Real Time Biding for an efficient Ad placement
More importantly, the DSP can place its bid on a real time basis, so as to reach the right consumer, at the right place, at the right time. This is better known as Real Time Bidding (or RTB). In other words, RTB allows the DSP to reach the ideal consumer at the very moment he enters the website. This way, the ad displayed can be more effective.
Let’s say the Advertiser here is a sports shoes brand. The DSP identifies an interesting user and an available ad space to buy; it could be a big banner on a popular website. But it is not the placement that is appealing for the Advertiser, it’s who sees the ad. The Advertiser is not interested in occupying that impression when an elderly person interested in gardening enters the website. It is a one-time operation which occurs in the milliseconds when the user enters the website. The whole operation starts over every time a new user loads a webpage.
User identification and Audience Targeting, how does it work?
At this point you’ve understood how identifying the user is vital for performing an effective targeting campaign. Now, you must be wondering how the identifying system works. Or even, what do we mean when we talk about Audiences.
The identification system is actually pretty simple. Every time a user enters a website, he is categorized into more than 300 segments depending on the demographic data, interest data or in-market purchase intention revealed by his online behavior. Each time a user is categorized into one of Retargetly’s segments it is assigned a specific Data Point (for example: interested in sports is a data point). A single user can acquire several Data Points through his online navigation behavior. These Data Points add up to create a profile of his interests.
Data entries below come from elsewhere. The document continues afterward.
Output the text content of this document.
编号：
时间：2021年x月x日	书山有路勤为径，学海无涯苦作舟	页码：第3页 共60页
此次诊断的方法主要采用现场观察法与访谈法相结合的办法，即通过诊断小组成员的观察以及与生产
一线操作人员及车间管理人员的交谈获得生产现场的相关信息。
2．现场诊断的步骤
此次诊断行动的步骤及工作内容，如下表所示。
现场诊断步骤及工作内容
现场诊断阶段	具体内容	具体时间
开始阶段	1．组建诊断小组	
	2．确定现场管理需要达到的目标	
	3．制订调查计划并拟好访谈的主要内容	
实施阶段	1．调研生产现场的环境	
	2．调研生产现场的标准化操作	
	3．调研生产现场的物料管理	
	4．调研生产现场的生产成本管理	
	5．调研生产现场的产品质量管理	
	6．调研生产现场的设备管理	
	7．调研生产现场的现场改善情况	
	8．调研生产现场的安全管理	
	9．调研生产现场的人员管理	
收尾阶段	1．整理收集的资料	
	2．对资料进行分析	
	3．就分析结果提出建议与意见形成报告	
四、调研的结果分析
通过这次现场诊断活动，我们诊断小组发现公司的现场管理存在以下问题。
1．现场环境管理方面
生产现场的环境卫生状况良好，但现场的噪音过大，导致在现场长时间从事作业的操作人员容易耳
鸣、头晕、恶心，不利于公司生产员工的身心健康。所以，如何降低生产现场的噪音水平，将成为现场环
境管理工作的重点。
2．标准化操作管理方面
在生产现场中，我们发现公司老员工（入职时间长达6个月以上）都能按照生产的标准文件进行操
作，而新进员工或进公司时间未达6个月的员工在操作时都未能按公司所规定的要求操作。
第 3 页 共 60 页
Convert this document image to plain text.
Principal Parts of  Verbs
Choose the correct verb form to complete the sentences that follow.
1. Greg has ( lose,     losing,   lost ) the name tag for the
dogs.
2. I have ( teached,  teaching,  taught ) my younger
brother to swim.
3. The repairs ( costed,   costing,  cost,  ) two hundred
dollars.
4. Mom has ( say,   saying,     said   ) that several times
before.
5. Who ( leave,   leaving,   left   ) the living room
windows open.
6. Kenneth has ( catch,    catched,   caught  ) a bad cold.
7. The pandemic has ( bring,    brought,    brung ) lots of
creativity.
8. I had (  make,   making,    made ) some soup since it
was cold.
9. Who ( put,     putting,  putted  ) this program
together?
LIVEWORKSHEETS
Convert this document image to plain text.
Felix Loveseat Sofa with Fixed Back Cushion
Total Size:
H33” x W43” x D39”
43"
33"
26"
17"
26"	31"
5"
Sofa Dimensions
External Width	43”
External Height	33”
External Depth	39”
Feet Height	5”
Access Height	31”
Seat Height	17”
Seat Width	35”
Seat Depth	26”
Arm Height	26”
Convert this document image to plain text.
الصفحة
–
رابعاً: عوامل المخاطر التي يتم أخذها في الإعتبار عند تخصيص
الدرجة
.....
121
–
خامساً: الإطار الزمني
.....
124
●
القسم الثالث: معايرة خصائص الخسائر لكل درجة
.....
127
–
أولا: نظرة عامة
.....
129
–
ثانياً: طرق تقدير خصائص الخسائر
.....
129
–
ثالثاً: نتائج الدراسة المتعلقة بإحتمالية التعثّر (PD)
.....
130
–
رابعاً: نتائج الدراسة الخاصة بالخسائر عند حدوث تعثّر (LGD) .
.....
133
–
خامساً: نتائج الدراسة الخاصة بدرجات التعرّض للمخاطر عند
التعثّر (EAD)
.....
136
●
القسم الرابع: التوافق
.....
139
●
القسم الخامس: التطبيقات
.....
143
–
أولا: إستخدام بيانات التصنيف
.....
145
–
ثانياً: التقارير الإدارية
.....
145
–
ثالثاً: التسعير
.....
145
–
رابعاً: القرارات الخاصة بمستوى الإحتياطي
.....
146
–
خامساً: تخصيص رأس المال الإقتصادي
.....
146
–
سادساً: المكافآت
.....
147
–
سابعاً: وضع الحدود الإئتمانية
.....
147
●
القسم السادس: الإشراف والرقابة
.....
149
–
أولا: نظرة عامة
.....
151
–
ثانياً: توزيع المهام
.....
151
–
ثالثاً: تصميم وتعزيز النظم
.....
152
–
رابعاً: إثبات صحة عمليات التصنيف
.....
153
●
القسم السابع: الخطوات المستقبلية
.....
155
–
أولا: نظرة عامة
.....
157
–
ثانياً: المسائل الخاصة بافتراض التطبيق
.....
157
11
When the user is assigned a Data Point directly from the website he visits, it is said it is 1st party data. When the user enters the website, and has already been assigned another Data Point in another website, we’re talking about a 3rd party identification (same user, data point assigned by other website; a car website can have a lot of 1st party data in vehicles in-market purchase intention and some 3rd party data in users interested in cooking and recipes).
This individual identification system will later allow the creation of Audiences: groups of users combined by the client to create specific targeted campaigns.
Now, who is in charge of the whole identification system and Audience creation?
DMP’s or Data Management Platforms such a Retargetly.
DMP’s are in charge of collecting user data on the web, analyzing it, and organizing it into segments, that will later allow the client to create Audiences and activate them through multiple media platforms.
Audiences can also be appealing for Publishers who want to know their users in order to optimize their Ad inventory’s sales. By creating targeted campaigns for their clients, Publishers can improve their ad impressions results and increase the client’s ROI. Retargetly’s most popular feature within the DMP for Publishers product is Audience Extension. This gives the Publisher the possibility of offering its client the capability of reaching the Publisher’s audience even when the user is not in the Publisher’s network.
DMPs such as Retargetly can also be used to perform an operation called retargeting (within a DSP). Through this process, the DMP will activate the user’s data collected on a first party basis whenever he visits a new website. This way, the Advertiser can reach the user, even when he has left the Advertiser’s webpage.
Through data compilation, a DMP can also help the Advertiser and the Publisher measure the results of their targeting campaigns.
The Programmatic Buying Ecosystem can indeed be considered as a complex extension of the primary Advertiser-Publisher relationship. Yet, due to its constant evolution, Programmatic Buying, has proven to be more than that. Nowadays, it stands as an essential tool for an efficient advertisement.